Since its inception in 2015, LLS fellows have provided exceptional leadership backed with laboratory expertise to protect against domestic and international public health threats, often working alongside CDC’s disease detectives from the Epidemic Intelligence Service.

LLS Timeline from inception in 2015 to 2019. Responses include first domestice emergency in New York City in 2015, Zika in 2016, Melioidosis in 2017, first official lab-aid in 2017, legionella lab aid in 2018, quality system lab aid in 2019.

The LLS program’s experiential service approach is rooted in partnership and collaboration. This timeline highlights just a few representative response efforts.

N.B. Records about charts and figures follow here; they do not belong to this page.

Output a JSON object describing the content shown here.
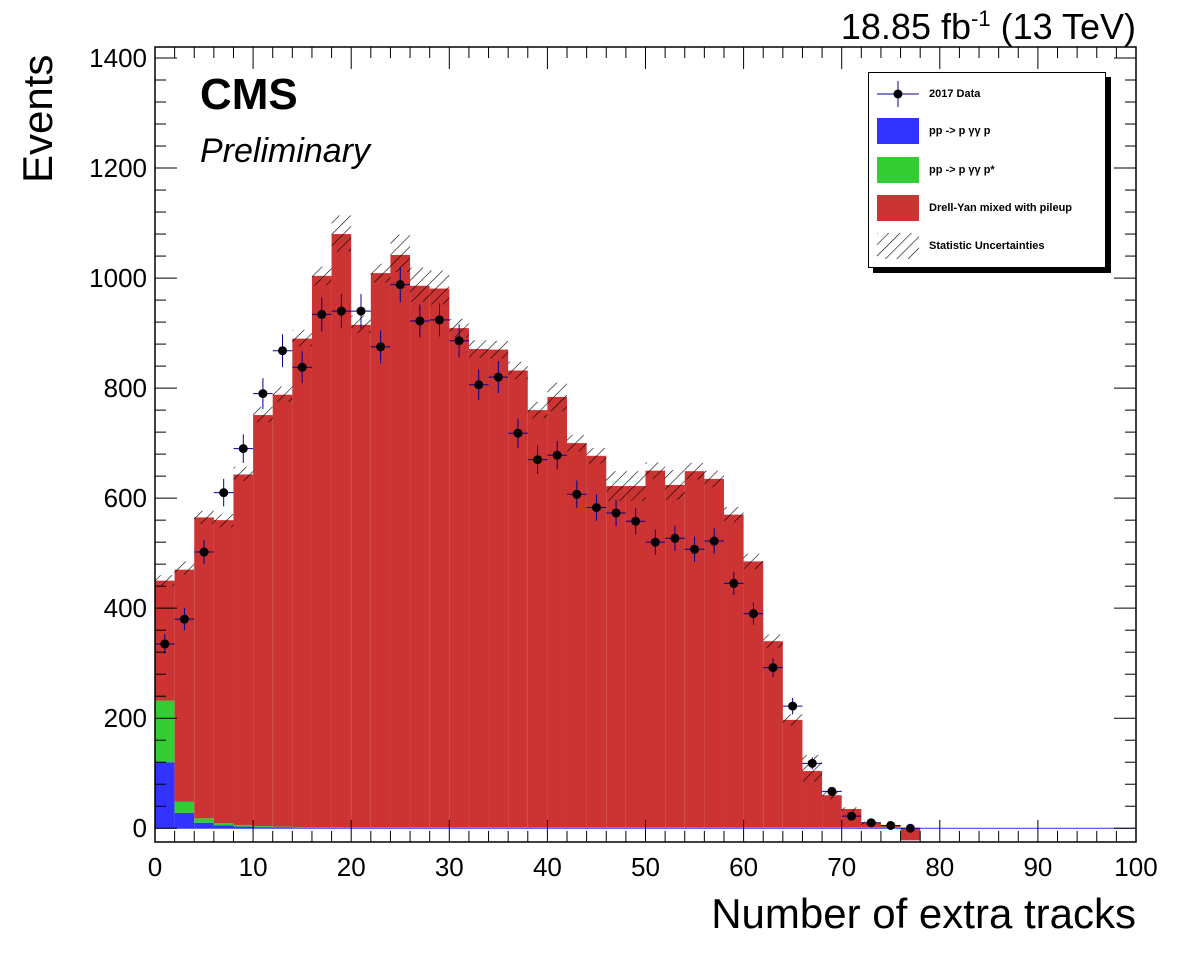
{
  "header": {
    "lumi_value": "18.85 fb",
    "lumi_exp": "-1",
    "lumi_energy": "(13 TeV)"
  },
  "labels": {
    "cms": "CMS",
    "preliminary": "Preliminary"
  },
  "colors": {
    "pp_gg_p": "#3333ff",
    "pp_gg_pstar": "#33cc33",
    "drell_yan": "#cc3333",
    "data_marker": "#000000",
    "data_errorbar": "#000099"
  },
  "chart_data": {
    "type": "bar",
    "stacked": true,
    "xlabel": "Number of extra tracks",
    "ylabel": "Events",
    "xlim": [
      0,
      100
    ],
    "ylim": [
      -25,
      1420
    ],
    "x_ticks": [
      0,
      10,
      20,
      30,
      40,
      50,
      60,
      70,
      80,
      90,
      100
    ],
    "y_ticks": [
      0,
      200,
      400,
      600,
      800,
      1000,
      1200,
      1400
    ],
    "bin_width": 2,
    "bin_edges_start": [
      0,
      2,
      4,
      6,
      8,
      10,
      12,
      14,
      16,
      18,
      20,
      22,
      24,
      26,
      28,
      30,
      32,
      34,
      36,
      38,
      40,
      42,
      44,
      46,
      48,
      50,
      52,
      54,
      56,
      58,
      60,
      62,
      64,
      66,
      68,
      70,
      72,
      74,
      76,
      78,
      80,
      82,
      84,
      86,
      88,
      90,
      92,
      94,
      96,
      98
    ],
    "series": [
      {
        "name": "pp -> p  γγ p",
        "values": [
          120,
          28,
          10,
          5,
          3,
          2,
          2,
          1,
          1,
          1,
          1,
          1,
          1,
          1,
          1,
          1,
          1,
          1,
          1,
          1,
          1,
          1,
          1,
          1,
          1,
          1,
          1,
          1,
          1,
          1,
          1,
          1,
          1,
          1,
          1,
          1,
          1,
          1,
          0,
          0,
          0,
          0,
          0,
          0,
          0,
          0,
          0,
          0,
          0,
          0
        ]
      },
      {
        "name": "pp -> p  γγ p*",
        "values": [
          112,
          20,
          8,
          4,
          3,
          2,
          1,
          1,
          1,
          1,
          1,
          1,
          1,
          1,
          1,
          1,
          1,
          1,
          1,
          1,
          1,
          1,
          1,
          1,
          1,
          1,
          1,
          1,
          1,
          1,
          1,
          1,
          1,
          1,
          1,
          1,
          1,
          1,
          0,
          0,
          0,
          0,
          0,
          0,
          0,
          0,
          0,
          0,
          0,
          0
        ]
      },
      {
        "name": "Drell-Yan mixed with pileup",
        "values": [
          218,
          422,
          547,
          551,
          637,
          747,
          785,
          888,
          1002,
          1078,
          913,
          1007,
          1040,
          984,
          979,
          907,
          869,
          868,
          830,
          758,
          782,
          698,
          675,
          620,
          620,
          648,
          622,
          647,
          633,
          568,
          483,
          338,
          195,
          102,
          58,
          33,
          8,
          2,
          -22,
          0,
          0,
          0,
          0,
          0,
          0,
          0,
          0,
          0,
          0,
          0
        ]
      }
    ],
    "stat_uncertainty": [
      {
        "x": 1,
        "up": 460,
        "down": 440
      },
      {
        "x": 3,
        "up": 485,
        "down": 461
      },
      {
        "x": 5,
        "up": 577,
        "down": 553
      },
      {
        "x": 7,
        "up": 571,
        "down": 547
      },
      {
        "x": 9,
        "up": 657,
        "down": 631
      },
      {
        "x": 11,
        "up": 766,
        "down": 738
      },
      {
        "x": 13,
        "up": 803,
        "down": 775
      },
      {
        "x": 15,
        "up": 906,
        "down": 876
      },
      {
        "x": 17,
        "up": 1021,
        "down": 987
      },
      {
        "x": 19,
        "up": 1114,
        "down": 1048
      },
      {
        "x": 21,
        "up": 932,
        "down": 900
      },
      {
        "x": 23,
        "up": 1026,
        "down": 992
      },
      {
        "x": 25,
        "up": 1079,
        "down": 1011
      },
      {
        "x": 27,
        "up": 1019,
        "down": 957
      },
      {
        "x": 29,
        "up": 1014,
        "down": 952
      },
      {
        "x": 31,
        "up": 926,
        "down": 892
      },
      {
        "x": 33,
        "up": 887,
        "down": 855
      },
      {
        "x": 35,
        "up": 886,
        "down": 854
      },
      {
        "x": 37,
        "up": 848,
        "down": 816
      },
      {
        "x": 39,
        "up": 775,
        "down": 745
      },
      {
        "x": 41,
        "up": 810,
        "down": 758
      },
      {
        "x": 43,
        "up": 715,
        "down": 685
      },
      {
        "x": 45,
        "up": 691,
        "down": 663
      },
      {
        "x": 47,
        "up": 649,
        "down": 595
      },
      {
        "x": 49,
        "up": 649,
        "down": 595
      },
      {
        "x": 51,
        "up": 665,
        "down": 635
      },
      {
        "x": 53,
        "up": 651,
        "down": 597
      },
      {
        "x": 55,
        "up": 664,
        "down": 634
      },
      {
        "x": 57,
        "up": 650,
        "down": 620
      },
      {
        "x": 59,
        "up": 584,
        "down": 556
      },
      {
        "x": 61,
        "up": 499,
        "down": 471
      },
      {
        "x": 63,
        "up": 352,
        "down": 328
      },
      {
        "x": 65,
        "up": 207,
        "down": 187
      },
      {
        "x": 67,
        "up": 133,
        "down": 85
      },
      {
        "x": 69,
        "up": 67,
        "down": 53
      },
      {
        "x": 71,
        "up": 38,
        "down": 30
      },
      {
        "x": 73,
        "up": 12,
        "down": 6
      }
    ],
    "data_points": {
      "name": "2017 Data",
      "x": [
        1,
        3,
        5,
        7,
        9,
        11,
        13,
        15,
        17,
        19,
        21,
        23,
        25,
        27,
        29,
        31,
        33,
        35,
        37,
        39,
        41,
        43,
        45,
        47,
        49,
        51,
        53,
        55,
        57,
        59,
        61,
        63,
        65,
        67,
        69,
        71,
        73,
        75,
        77
      ],
      "y": [
        335,
        380,
        502,
        610,
        690,
        790,
        868,
        838,
        934,
        940,
        940,
        875,
        988,
        922,
        924,
        886,
        806,
        820,
        718,
        670,
        678,
        607,
        583,
        573,
        558,
        520,
        527,
        507,
        522,
        445,
        390,
        292,
        222,
        118,
        67,
        22,
        10,
        5,
        0
      ],
      "err": [
        18,
        20,
        22,
        25,
        26,
        28,
        30,
        29,
        31,
        31,
        31,
        30,
        32,
        30,
        30,
        30,
        28,
        29,
        27,
        26,
        26,
        25,
        24,
        24,
        24,
        23,
        23,
        23,
        23,
        21,
        20,
        17,
        15,
        11,
        8,
        5,
        3,
        2,
        1
      ]
    },
    "legend": {
      "placement": "top-right",
      "entries": [
        "2017 Data",
        "pp -> p  γγ p",
        "pp -> p  γγ p*",
        "Drell-Yan mixed with pileup",
        "Statistic Uncertainties"
      ]
    }
  }
}
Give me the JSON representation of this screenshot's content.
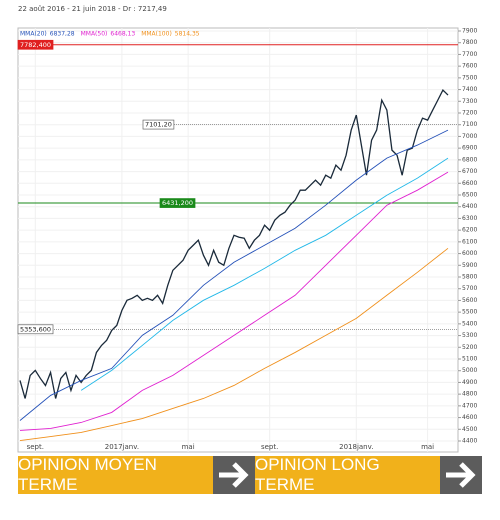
{
  "chart_data": {
    "type": "line",
    "title": "22 août 2016 - 21 juin 2018 - Dr : 7217,49",
    "xlim": [
      0,
      84
    ],
    "xticks": [
      {
        "value": 3,
        "label": "sept."
      },
      {
        "value": 20,
        "label": "2017janv."
      },
      {
        "value": 33,
        "label": "mai"
      },
      {
        "value": 49,
        "label": "sept."
      },
      {
        "value": 66,
        "label": "2018janv."
      },
      {
        "value": 80,
        "label": "mai"
      }
    ],
    "ylim": [
      4400,
      7900
    ],
    "yticks": [
      4400,
      4500,
      4600,
      4700,
      4800,
      4900,
      5000,
      5100,
      5200,
      5300,
      5400,
      5500,
      5600,
      5700,
      5800,
      5900,
      6000,
      6100,
      6200,
      6300,
      6400,
      6500,
      6600,
      6700,
      6800,
      6900,
      7000,
      7100,
      7200,
      7300,
      7400,
      7500,
      7600,
      7700,
      7800,
      7900
    ],
    "grid": true,
    "series": [
      {
        "color": "#1a2a3a",
        "values": [
          4917,
          4763,
          4960,
          5003,
          4934,
          4874,
          4985,
          4763,
          4934,
          4985,
          4832,
          4960,
          4900,
          4960,
          5003,
          5156,
          5216,
          5259,
          5344,
          5387,
          5515,
          5601,
          5618,
          5644,
          5601,
          5618,
          5601,
          5644,
          5575,
          5729,
          5857,
          5900,
          5943,
          6028,
          6071,
          6114,
          5986,
          5900,
          6028,
          5926,
          5900,
          6045,
          6156,
          6139,
          6131,
          6045,
          6114,
          6156,
          6242,
          6199,
          6285,
          6327,
          6353,
          6413,
          6456,
          6541,
          6541,
          6584,
          6627,
          6584,
          6669,
          6644,
          6755,
          6712,
          6840,
          7054,
          7182,
          6926,
          6669,
          6968,
          7054,
          7310,
          7225,
          6883,
          6840,
          6669,
          6883,
          6900,
          7054,
          7156,
          7139,
          7225,
          7310,
          7396,
          7353
        ]
      },
      {
        "name": "MMA(20)",
        "legend_value": "6837,28",
        "color": "#2451b8",
        "x": [
          0,
          6,
          12,
          18,
          24,
          30,
          36,
          42,
          48,
          54,
          60,
          66,
          72,
          78,
          84
        ],
        "values": [
          4575,
          4789,
          4917,
          5020,
          5302,
          5473,
          5729,
          5926,
          6071,
          6216,
          6413,
          6627,
          6815,
          6926,
          7054
        ]
      },
      {
        "name": "MMA(50)",
        "legend_value": "6468,13",
        "color": "#e020d0",
        "x": [
          0,
          6,
          12,
          18,
          24,
          30,
          36,
          42,
          48,
          54,
          60,
          66,
          72,
          78,
          84
        ],
        "values": [
          4490,
          4507,
          4558,
          4644,
          4832,
          4960,
          5131,
          5302,
          5473,
          5644,
          5900,
          6156,
          6413,
          6541,
          6695
        ]
      },
      {
        "name": "MMA(100)",
        "legend_value": "5814,35",
        "color": "#f0901c",
        "x": [
          0,
          6,
          12,
          18,
          24,
          30,
          36,
          42,
          48,
          54,
          60,
          66,
          72,
          78,
          84
        ],
        "values": [
          4404,
          4438,
          4473,
          4532,
          4592,
          4678,
          4763,
          4874,
          5020,
          5156,
          5302,
          5447,
          5644,
          5840,
          6045
        ]
      },
      {
        "color": "#22b8e8",
        "x": [
          12,
          18,
          24,
          30,
          36,
          42,
          48,
          54,
          60,
          66,
          72,
          78,
          84
        ],
        "values": [
          4832,
          5003,
          5216,
          5430,
          5601,
          5729,
          5874,
          6028,
          6156,
          6327,
          6498,
          6644,
          6815
        ]
      }
    ],
    "levels": [
      {
        "value": 7782.4,
        "label": "7782,400",
        "color": "#e02020",
        "style": "solid"
      },
      {
        "value": 7101.2,
        "label": "7101,20",
        "color": "#666666",
        "style": "dotted"
      },
      {
        "value": 6431.2,
        "label": "6431,200",
        "color": "#1a8a1a",
        "style": "solid"
      },
      {
        "value": 5353.6,
        "label": "5353,600",
        "color": "#666666",
        "style": "dotted"
      }
    ]
  },
  "buttons": [
    {
      "label": "OPINION MOYEN TERME"
    },
    {
      "label": "OPINION LONG TERME"
    }
  ]
}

  • Shortly after the launch of the program in 2015, the New York City Public Health Lab engaged LLS to help with a Legionella response. This initial partnership highlighted the need and utility of an LLS fellow in the field.
  • International responses in 2015 (Ebola) and 2016 (Zika) highlight the program’s flexibility to scale and respond to the agency’s, and the world’s, mission-critical public health needs.
  • The program’s first of many Lab-Aid responses was in 2017 to support Puerto Rico lab’s capacity-building efforts following Hurricane Maria. Before deploying for a Lab-Aid response, LLS fellows receive expert training from CDC subject matter experts. During the deployment, they partner with a CDC subject matter expert and assume a leadership role in response.
  • As a partner program to the Epidemic Intelligence Service (EIS), LLS fellows often provide field laboratory expertise through a joint response pairing a Lab-Aid (lab scientists) with an Epi-Aid (epidemiologists). The first of many joint responses occurred in a 2017 Leptospirosis and Meliodosis response in the U.S. Virgin Islands.